New York’s costs aren’t just high. They also have been growing faster than average. In the other 38 states that reported, Medicaid spending per elderly recipient increased by just 9% between 1999 and 2004, less than the rate of inflation of 14%. But in New York, these costs increased by 55% — more than six times faster.
The other states had a real return on their home-health investment, but not New York. During the same five-year period, the other states added more than a half-million seniors to Medicaid rolls and increased home-health and personal-care spending in the aggregate by $1.4 billion, but reduced by an aggregate 32,000 the number of elderly in nursing homes financed by Medicaid. In contrast, in New York, home-health and personal-care Medicaid spending surged an additional $788 million, yet 8,000 more seniors in nursing homes had their care paid by Medicaid, with a net increase of 27,000 seniors in the state Medicaid program.
It’s noteworthy that New York’s pattern of health care utilization in Medicaid is not replicated in the federal Medicare program, which covers all seniors. New Yorkers on Medicare use inpatient, outpatient, nursing-home, physician, and home-health services at roughly the same, or in some cases lower, rate as the averages for other states. We need to find out why this is the case and determine if there are quality control measures in Medicare that could be applied to the Medicaid program.

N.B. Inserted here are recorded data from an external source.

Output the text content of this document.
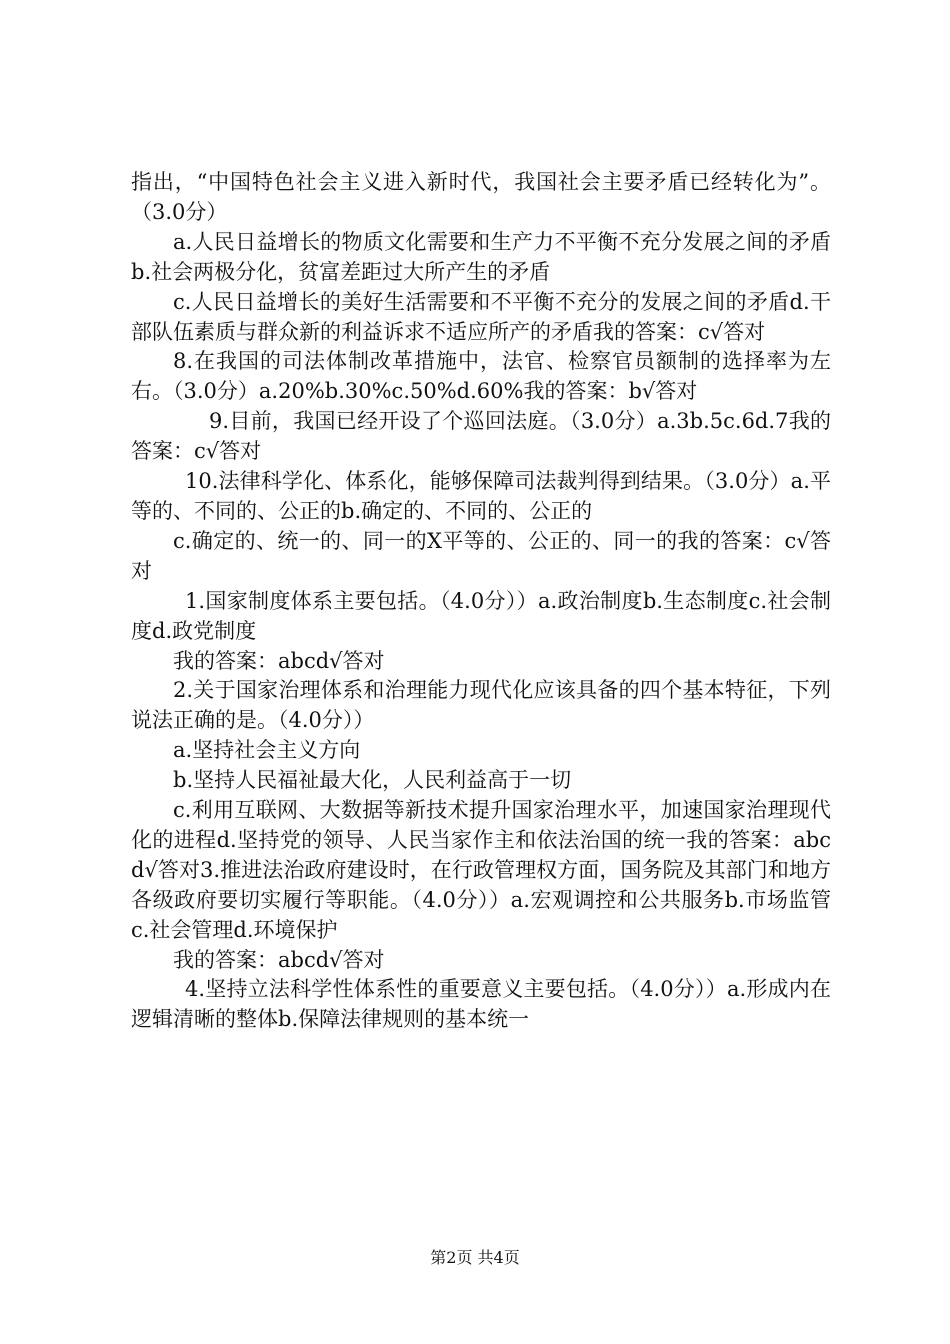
指出，“中国特色社会主义进入新时代，我国社会主要矛盾已经转化为”。（3.0分）

a.人民日益增长的物质文化需要和生产力不平衡不充分发展之间的矛盾b.社会两极分化，贫富差距过大所产生的矛盾

c.人民日益增长的美好生活需要和不平衡不充分的发展之间的矛盾d.干部队伍素质与群众新的利益诉求不适应所产的矛盾我的答案：c√答对

8.在我国的司法体制改革措施中，法官、检察官员额制的选择率为左右。（3.0分）a.20%b.30%c.50%d.60%我的答案：b√答对

9.目前，我国已经开设了个巡回法庭。（3.0分）a.3b.5c.6d.7我的答案：c√答对

10.法律科学化、体系化，能够保障司法裁判得到结果。（3.0分）a.平等的、不同的、公正的b.确定的、不同的、公正的

c.确定的、统一的、同一的X平等的、公正的、同一的我的答案：c√答对

1.国家制度体系主要包括。（4.0分））a.政治制度b.生态制度c.社会制度d.政党制度

我的答案：abcd√答对

2.关于国家治理体系和治理能力现代化应该具备的四个基本特征，下列说法正确的是。（4.0分））

a.坚持社会主义方向

b.坚持人民福祉最大化，人民利益高于一切

c.利用互联网、大数据等新技术提升国家治理水平，加速国家治理现代化的进程d.坚持党的领导、人民当家作主和依法治国的统一我的答案：abcd√答对3.推进法治政府建设时，在行政管理权方面，国务院及其部门和地方各级政府要切实履行等职能。（4.0分））a.宏观调控和公共服务b.市场监管c.社会管理d.环境保护

我的答案：abcd√答对

4.坚持立法科学性体系性的重要意义主要包括。（4.0分））a.形成内在逻辑清晰的整体b.保障法律规则的基本统一

第2页 共4页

The time to confront the challenge of Medicaid and the elderly is now. The Census Bureau projects that the number of New Yorkers over age 65 will increase by 454,000 by 2015. During this period, if there is no change in the current mix of Medicaid services and utilization, and assuming modest annual spending increases per recipient, the state’s Medicaid spending on the elderly will rise by a whopping $8 billion, or 82%.

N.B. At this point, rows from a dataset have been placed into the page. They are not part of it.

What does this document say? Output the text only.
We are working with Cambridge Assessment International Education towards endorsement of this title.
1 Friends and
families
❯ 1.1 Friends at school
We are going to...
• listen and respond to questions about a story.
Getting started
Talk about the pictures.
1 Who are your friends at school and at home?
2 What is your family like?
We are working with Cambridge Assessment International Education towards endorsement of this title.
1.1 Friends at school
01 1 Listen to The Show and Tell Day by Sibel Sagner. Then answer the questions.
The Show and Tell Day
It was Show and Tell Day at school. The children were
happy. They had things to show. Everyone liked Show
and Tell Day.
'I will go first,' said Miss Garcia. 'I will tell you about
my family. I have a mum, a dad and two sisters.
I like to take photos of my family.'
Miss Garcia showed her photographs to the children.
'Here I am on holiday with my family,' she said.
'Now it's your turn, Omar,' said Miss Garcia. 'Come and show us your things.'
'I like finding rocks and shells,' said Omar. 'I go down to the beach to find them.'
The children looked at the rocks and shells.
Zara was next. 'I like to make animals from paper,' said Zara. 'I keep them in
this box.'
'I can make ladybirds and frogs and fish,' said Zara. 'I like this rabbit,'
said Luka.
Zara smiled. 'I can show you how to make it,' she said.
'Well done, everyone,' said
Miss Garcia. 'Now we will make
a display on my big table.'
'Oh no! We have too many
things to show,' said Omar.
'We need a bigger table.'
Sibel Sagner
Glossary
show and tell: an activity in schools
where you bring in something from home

As policymakers look to “right-size” Medicaid, they should focus on ensuring appropriate access to Medicaid-financed services. They should not just close programs and facilities and limit access for all elderly, as all elderly are not overusing health care services.
Medicaid, for example, should not pay for nursing-home care without an independent assessment that a substantial need for such care exists.

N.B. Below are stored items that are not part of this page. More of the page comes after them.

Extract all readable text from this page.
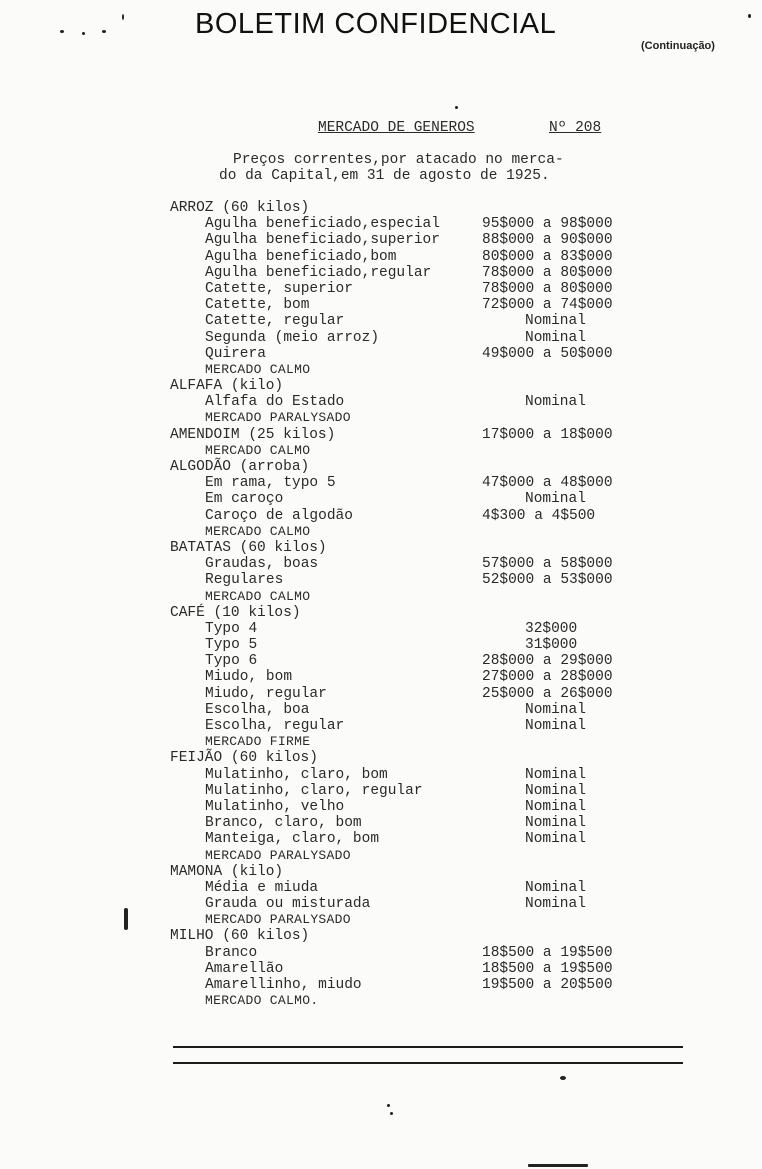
BOLETIM CONFIDENCIAL
(Continuação)
MERCADO DE GENEROS	Nº 208
Preços correntes,por atacado no merca-
do da Capital,em 31 de agosto de 1925.
ARROZ (60 kilos)
Agulha beneficiado,especial	95$000 a 98$000
Agulha beneficiado,superior	88$000 a 90$000
Agulha beneficiado,bom	80$000 a 83$000
Agulha beneficiado,regular	78$000 a 80$000
Catette, superior	78$000 a 80$000
Catette, bom	72$000 a 74$000
Catette, regular	Nominal
Segunda (meio arroz)	Nominal
Quirera	49$000 a 50$000
MERCADO CALMO
ALFAFA (kilo)
Alfafa do Estado	Nominal
MERCADO PARALYSADO
AMENDOIM (25 kilos)	17$000 a 18$000
MERCADO CALMO
ALGODÃO (arroba)
Em rama, typo 5	47$000 a 48$000
Em caroço	Nominal
Caroço de algodão	4$300 a 4$500
MERCADO CALMO
BATATAS (60 kilos)
Graudas, boas	57$000 a 58$000
Regulares	52$000 a 53$000
MERCADO CALMO
CAFÉ (10 kilos)
Typo 4	32$000
Typo 5	31$000
Typo 6	28$000 a 29$000
Miudo, bom	27$000 a 28$000
Miudo, regular	25$000 a 26$000
Escolha, boa	Nominal
Escolha, regular	Nominal
MERCADO FIRME
FEIJÃO (60 kilos)
Mulatinho, claro, bom	Nominal
Mulatinho, claro, regular	Nominal
Mulatinho, velho	Nominal
Branco, claro, bom	Nominal
Manteiga, claro, bom	Nominal
MERCADO PARALYSADO
MAMONA (kilo)
Média e miuda	Nominal
Grauda ou misturada	Nominal
MERCADO PARALYSADO
MILHO (60 kilos)
Branco	18$500 a 19$500
Amarellão	18$500 a 19$500
Amarellinho, miudo	19$500 a 20$500
MERCADO CALMO.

New York also should not invest more in home-health and personal-care spending without ensuring an appropriate level of need and proof that it is diverting or delaying institutional care. And the state should investigate why its seniors on Medicaid are going to the hospital more and more, whereas in other states, seniors are going less and less.
New York Medicaid needs reform. Seniors should receive those Medicaid services that are medically necessary and independently reviewed, not just those they “want.” It is to be hoped that Governor Spitzer’s soon-to-be-released budget will take on this challenge.